Clients frequently ask for advice on correct grammar and punctuation, and I can offer solid reasoning for why one verb tense trumps another and the usefulness of a well-placed semicolon.
Sometimes I get an unusual question—such as How do I format the name of a ship? (USS Arizona, FYI)—and I refer to trusty guides such as the Chicago Manual of Style and AP Stylebook for options and explanations.
And sometimes, in the collaborative process, questions of style come up. Should we use series commas? Should we refer to our executive staff by their first or last names? “What’s the right way to do it?” I’m asked, and in my opinion, when it comes to your style, there really is no wrong way.

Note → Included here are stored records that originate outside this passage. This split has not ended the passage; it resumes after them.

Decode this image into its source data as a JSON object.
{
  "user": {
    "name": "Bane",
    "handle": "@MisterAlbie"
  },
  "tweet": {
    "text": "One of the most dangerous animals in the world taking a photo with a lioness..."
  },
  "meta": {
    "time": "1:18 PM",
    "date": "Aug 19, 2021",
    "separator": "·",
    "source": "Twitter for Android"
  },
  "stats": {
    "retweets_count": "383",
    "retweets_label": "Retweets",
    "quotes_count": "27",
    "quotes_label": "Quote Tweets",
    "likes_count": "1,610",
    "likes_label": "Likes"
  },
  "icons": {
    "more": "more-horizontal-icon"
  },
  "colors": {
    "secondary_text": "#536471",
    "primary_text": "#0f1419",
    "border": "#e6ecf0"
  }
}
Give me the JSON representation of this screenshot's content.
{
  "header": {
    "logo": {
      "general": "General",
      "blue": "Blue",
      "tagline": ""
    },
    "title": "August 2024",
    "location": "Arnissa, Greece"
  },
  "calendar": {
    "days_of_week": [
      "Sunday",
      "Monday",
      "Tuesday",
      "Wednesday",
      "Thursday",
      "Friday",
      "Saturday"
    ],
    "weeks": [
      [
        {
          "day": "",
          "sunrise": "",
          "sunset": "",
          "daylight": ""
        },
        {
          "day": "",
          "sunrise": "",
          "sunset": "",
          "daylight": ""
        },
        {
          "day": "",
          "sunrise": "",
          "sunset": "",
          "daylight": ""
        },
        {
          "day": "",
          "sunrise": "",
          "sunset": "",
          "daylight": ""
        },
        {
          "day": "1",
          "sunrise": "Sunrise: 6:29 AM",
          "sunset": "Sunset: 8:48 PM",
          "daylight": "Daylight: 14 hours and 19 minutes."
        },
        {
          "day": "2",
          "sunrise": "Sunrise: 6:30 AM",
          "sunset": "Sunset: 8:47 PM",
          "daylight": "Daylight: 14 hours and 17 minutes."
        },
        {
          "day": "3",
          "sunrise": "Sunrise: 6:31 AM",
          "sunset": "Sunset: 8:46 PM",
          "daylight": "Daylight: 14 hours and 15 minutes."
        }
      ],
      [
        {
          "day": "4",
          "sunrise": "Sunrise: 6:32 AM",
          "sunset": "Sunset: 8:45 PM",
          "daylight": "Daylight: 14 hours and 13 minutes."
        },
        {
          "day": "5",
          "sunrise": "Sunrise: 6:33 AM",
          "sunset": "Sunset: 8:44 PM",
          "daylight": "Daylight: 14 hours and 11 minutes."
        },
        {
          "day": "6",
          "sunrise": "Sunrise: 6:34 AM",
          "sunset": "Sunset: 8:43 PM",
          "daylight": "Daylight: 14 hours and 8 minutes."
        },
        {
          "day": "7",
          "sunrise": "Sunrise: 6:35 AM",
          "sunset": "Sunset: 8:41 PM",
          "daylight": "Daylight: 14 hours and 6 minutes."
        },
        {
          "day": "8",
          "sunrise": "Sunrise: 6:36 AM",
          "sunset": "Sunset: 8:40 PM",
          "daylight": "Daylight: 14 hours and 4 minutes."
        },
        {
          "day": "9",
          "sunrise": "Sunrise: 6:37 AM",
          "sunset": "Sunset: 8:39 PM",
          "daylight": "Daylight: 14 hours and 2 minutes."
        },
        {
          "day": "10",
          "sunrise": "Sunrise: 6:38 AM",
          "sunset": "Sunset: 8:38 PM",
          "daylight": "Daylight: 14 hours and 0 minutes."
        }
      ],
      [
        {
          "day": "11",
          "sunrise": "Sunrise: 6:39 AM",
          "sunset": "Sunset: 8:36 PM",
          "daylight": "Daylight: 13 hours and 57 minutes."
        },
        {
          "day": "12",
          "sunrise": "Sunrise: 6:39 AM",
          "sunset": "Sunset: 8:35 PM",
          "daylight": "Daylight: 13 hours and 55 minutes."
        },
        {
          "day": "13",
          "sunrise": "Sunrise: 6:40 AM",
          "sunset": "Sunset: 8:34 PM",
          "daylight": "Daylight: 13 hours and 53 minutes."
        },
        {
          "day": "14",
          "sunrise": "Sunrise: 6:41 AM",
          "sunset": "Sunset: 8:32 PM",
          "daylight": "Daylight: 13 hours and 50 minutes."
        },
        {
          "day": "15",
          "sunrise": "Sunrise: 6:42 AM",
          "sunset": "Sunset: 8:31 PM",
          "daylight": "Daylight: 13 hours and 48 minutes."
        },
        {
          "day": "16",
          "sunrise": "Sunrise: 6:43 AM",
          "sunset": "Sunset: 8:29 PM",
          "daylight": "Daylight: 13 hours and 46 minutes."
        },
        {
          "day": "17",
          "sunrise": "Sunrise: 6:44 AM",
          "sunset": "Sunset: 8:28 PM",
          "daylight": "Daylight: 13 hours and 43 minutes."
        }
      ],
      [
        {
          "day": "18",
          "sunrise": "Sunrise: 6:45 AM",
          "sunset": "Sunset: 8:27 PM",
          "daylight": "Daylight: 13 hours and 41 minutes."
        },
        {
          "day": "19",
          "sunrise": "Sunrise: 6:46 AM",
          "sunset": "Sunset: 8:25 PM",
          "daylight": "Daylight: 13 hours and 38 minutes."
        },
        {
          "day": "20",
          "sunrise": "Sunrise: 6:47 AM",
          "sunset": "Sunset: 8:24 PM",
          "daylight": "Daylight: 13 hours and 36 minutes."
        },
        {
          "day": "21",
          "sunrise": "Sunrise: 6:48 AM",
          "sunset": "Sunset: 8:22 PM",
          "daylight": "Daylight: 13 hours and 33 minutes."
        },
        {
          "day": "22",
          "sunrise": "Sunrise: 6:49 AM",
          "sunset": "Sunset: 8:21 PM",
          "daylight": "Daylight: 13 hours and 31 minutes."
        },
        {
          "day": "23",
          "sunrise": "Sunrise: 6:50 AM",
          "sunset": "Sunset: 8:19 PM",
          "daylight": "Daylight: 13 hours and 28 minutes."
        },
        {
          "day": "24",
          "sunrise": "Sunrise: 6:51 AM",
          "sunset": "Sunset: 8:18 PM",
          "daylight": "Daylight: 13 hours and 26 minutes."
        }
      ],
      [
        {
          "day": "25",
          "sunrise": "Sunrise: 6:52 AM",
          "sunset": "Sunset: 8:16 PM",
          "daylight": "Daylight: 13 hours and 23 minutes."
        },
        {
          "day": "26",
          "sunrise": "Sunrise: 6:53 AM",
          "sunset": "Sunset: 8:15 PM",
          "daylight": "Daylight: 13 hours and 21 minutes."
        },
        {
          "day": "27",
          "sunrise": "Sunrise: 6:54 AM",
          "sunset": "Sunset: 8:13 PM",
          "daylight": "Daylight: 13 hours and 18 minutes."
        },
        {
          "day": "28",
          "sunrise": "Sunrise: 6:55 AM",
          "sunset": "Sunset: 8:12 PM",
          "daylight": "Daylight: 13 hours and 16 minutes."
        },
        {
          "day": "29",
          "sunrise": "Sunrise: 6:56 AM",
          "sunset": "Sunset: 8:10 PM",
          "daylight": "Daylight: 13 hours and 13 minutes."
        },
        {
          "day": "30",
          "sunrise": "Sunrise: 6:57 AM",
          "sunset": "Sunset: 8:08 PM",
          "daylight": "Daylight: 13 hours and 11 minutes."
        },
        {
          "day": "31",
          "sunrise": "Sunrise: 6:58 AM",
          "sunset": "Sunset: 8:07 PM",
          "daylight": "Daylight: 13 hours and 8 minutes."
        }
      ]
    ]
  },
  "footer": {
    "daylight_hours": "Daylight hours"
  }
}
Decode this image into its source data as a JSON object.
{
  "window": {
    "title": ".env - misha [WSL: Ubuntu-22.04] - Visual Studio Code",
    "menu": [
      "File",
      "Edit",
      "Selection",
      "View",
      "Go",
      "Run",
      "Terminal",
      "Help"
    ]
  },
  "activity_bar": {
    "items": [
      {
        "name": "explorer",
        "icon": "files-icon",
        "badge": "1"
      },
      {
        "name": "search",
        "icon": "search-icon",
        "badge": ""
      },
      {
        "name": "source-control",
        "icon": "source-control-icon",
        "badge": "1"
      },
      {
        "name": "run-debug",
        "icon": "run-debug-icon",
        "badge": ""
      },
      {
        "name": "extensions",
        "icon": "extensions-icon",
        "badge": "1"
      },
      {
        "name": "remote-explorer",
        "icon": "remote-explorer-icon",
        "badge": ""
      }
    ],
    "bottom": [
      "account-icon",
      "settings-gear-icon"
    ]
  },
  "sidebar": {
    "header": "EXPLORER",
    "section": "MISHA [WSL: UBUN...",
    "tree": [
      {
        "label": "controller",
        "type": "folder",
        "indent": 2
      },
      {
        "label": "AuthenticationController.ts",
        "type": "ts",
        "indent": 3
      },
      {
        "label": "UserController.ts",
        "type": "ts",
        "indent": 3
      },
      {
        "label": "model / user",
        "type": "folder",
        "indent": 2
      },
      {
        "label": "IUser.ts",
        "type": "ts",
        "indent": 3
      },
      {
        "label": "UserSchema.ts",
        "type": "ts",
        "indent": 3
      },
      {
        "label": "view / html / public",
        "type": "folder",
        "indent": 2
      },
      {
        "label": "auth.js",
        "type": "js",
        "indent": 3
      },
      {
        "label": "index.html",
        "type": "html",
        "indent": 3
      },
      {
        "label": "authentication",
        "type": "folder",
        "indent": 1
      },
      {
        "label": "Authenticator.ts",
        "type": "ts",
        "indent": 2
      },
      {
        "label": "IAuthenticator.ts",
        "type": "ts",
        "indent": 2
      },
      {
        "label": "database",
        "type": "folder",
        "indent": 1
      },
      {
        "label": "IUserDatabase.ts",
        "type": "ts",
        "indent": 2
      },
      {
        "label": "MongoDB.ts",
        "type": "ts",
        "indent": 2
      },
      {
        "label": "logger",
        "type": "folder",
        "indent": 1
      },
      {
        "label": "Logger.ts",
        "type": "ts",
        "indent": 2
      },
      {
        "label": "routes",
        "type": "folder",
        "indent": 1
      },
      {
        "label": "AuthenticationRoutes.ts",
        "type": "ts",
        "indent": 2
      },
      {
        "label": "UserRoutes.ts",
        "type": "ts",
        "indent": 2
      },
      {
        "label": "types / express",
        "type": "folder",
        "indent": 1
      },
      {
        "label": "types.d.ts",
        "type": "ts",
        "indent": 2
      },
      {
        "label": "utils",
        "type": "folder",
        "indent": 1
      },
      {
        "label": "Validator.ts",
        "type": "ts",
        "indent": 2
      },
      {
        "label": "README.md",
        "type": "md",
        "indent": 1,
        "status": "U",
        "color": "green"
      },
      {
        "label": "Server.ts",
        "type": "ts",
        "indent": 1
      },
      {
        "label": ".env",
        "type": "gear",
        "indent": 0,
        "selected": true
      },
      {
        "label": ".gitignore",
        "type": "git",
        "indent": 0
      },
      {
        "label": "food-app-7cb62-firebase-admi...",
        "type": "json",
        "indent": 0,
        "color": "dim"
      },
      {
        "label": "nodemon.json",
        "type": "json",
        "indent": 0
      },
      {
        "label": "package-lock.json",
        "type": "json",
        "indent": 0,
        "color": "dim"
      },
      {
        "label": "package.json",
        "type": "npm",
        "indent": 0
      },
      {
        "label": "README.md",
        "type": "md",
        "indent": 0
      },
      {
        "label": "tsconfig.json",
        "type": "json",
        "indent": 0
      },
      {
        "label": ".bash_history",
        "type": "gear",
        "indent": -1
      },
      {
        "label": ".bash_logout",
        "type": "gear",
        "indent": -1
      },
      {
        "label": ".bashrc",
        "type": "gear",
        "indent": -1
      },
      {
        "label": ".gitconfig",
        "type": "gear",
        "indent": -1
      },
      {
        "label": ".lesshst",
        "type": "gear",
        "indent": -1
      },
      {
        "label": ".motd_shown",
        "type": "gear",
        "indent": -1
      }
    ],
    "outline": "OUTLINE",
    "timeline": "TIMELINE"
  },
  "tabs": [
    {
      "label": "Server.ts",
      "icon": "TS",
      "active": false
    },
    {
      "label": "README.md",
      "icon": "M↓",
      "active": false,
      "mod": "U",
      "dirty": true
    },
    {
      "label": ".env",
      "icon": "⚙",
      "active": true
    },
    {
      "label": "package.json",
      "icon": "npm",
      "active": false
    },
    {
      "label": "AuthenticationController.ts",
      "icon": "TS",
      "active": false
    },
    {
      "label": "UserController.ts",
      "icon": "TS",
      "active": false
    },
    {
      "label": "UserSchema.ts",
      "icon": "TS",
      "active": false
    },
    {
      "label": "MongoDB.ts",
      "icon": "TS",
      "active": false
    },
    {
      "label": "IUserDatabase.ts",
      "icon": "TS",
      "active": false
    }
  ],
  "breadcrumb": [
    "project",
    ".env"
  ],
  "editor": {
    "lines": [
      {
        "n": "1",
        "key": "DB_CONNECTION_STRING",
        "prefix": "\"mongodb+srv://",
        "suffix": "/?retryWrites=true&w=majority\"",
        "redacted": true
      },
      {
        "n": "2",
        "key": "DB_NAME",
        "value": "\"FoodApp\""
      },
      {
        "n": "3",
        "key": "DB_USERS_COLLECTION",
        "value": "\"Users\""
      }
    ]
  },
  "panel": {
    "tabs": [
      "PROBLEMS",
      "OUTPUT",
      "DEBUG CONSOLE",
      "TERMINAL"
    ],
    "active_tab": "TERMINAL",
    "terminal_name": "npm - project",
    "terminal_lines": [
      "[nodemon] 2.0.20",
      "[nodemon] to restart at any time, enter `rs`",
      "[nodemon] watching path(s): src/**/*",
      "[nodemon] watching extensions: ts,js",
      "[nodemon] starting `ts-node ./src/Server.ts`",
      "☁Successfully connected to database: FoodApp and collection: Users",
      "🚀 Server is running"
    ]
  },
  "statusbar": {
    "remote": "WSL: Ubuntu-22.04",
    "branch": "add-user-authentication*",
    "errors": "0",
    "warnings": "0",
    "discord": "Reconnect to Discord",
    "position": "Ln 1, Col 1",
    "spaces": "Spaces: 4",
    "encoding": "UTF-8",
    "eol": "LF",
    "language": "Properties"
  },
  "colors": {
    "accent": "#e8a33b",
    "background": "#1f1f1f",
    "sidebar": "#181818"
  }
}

For example, I work with a client who is a fan of e.e. cummings and wants all of his copy in lowercase. Another client thinks quotation marks in smart format (“curvy”) look funny and requests the old style (“straight”). One client spells “Web site” with a capital W and a lowercase s (which is how Merriam-Webster’s Dictionary lists it), another uses a lowercase w, and a third runs everything together in one word for “website.” None of these options is “wrong.” The key is to set your style choices and use them consistently.
Collaboration is a cornerstone of the services we provide at Noise 13. As we work with you to create and establish your style, we’ll listen, we’ll offer expert advice, we’ll discuss, and then we’ll follow your lead to deliver a design and copy that best represents you and serves your company.
That, in my opinion, is the right way to do things.